Laboratory tests have shown that statins, which are drugs used to control cholesterol, can kill ovarian cancer cells. But tests on human patients have yielded mixed results. Could choosing the right statin at the right dose, and excluding dietary sources of a compound that blocks the statin, be effective?
So suggests a new study led by Keele University in the United Kingdom and recently published in the journal Scientific Reports.
Ovarian cancer is cancer that starts in the cells of the ovaries, the almond-sized female organs that produce eggs for reproduction and the hormones estrogen and progesterone. A woman’s body normally contains two ovaries, which are located in the pelvis, with one on each side of the uterus.
The ovaries are made up of three main types of cell: epithelial, germ, and stromal cells. Any of these cells can give rise to cancer, but most ovarian tumors start in the cells that cover the outer surface of the organ, or epithelial cells.
Ovarian cancer is the tenth most common cancer in women in the United States. Although it only accounts for around 3 percent of all cancers in women, it causes more deaths in women than any other reproductive system cancer.
The Centers for Disease Control and Prevention (CDC) estimate that in 2014, 21,161 women in the U.S. found out that they had ovarian cancer and 14,195 died of the disease.
In their study paper, the researchers explain that there is a shortage of effective treatments for ovarian cancer.
Most patients start off by responding well to chemotherapy, but unfortunately, in the majority of cases, the cancer returns and eventually develops resistance to the treatment.
New drugs that target specific molecules are starting to have an effect.
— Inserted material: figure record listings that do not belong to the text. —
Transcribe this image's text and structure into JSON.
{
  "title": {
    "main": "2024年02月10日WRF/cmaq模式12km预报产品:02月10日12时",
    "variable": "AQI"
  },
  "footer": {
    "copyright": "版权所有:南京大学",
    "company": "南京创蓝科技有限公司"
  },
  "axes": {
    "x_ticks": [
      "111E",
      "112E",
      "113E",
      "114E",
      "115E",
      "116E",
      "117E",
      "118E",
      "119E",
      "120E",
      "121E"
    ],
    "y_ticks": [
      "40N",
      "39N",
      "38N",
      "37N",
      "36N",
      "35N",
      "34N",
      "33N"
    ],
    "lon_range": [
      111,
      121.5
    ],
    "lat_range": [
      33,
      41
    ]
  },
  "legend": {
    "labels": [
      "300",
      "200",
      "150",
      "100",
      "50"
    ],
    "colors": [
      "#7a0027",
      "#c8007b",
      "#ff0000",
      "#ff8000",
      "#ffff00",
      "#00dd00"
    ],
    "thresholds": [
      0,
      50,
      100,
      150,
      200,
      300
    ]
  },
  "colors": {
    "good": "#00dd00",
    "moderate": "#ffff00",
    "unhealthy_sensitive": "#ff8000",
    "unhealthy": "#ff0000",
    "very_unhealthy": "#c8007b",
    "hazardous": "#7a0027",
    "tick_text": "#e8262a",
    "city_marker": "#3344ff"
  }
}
These include, for example, PARP inhibitors that stop cancer cells being able to use an enzyme called PARP to repair their DNA.
However, even with these new treatments, the survival rate for ovarian cancer patients is still poor compared with many other cancers. At present, only around 40 percent of patients survive for longer than 5 years.
The researchers say that there is still a need to find new treatments, and one way to do this is to investigate drugs used to treat other diseases.
Statins work by blocking an enzyme called hydroxymethylglutarate coenzyme-A reductase (HMGCR), which helps to make a precursor of low-density lipoprotein, or “bad” cholesterol. They also stop cells producing a compound called geranylgeraniol, which is present in some foods including rice and sunflower oil.
Laboratory studies have already shown that statins can kill ovarian cancer cells. There is also evidence, note the researchers, that the same HMGCR enzyme that statins block to reduce cholesterol also plays various roles in promoting cancer.
However, despite these promising observations, when statins have been tested in human cancer patients, the results have been disappointing.
The researchers – led by Dr. Alan Richardson, a reader in pharmacology in the School of Pharmacy at Keele University – suggest that there could be a number of reasons for the failure of statins to treat cancer. One reason they suggest is that the problem might lie with the size and frequency of dosage to ensure the continual targeting of the HMGCR enzyme.
They also discuss other properties of statins that might be important. For example, they suggest that statins with a longer metabolic half-life are more potent at killing cancer cells, and they also note that differences in their molecular structure might also be important.
Through such arguments, the researchers make a case for investigating a statin called pitavastatin, which has a long metabolic half-life and whose structure suggests that it is a potent inhibitor of the HMGCR enzyme. They also note that there have been no reports of clinical trials of pitavastatin’s effects against cancer.
The team first tested the effect of pitavastatin against cancer cells in the laboratory. They found that the statins triggered cell death in ovarian cancer cells, but also that this could be blocked by the presence of geranylgeraniol.
Further tests on mouse models of ovarian cancer showed that the tumors shrank when the mice were treated with pitavastatin as well as fed a diet lacking in geranylgeraniol.
However, when the mice’s diet was supplemented with geranylgeraniol, the ovarian cancer tumors continued to grow even after treatment with pitavastatin.
“Our research found that the tumor-inhibiting effects of pitavastatin in mice were limited when dietary geranylgeraniol was present.”
Dr. Alan Richardson
“This suggests that patients’ diet must be controlled for statins to be maximally effective in the treatment of cancer,” note the authors. “More generally, clinical trials of drugs which affect metabolic processes may need to take into account patients’ diet.”
Dr. Richardson explains, “Statins work in cancer by preventing cancer cells making geranylgeraniol. However, geranylgeraniol is present in various foods including sunflower oil and some rice, so in future clinical trials, we need to carefully control diet to limit geranylgeraniol.”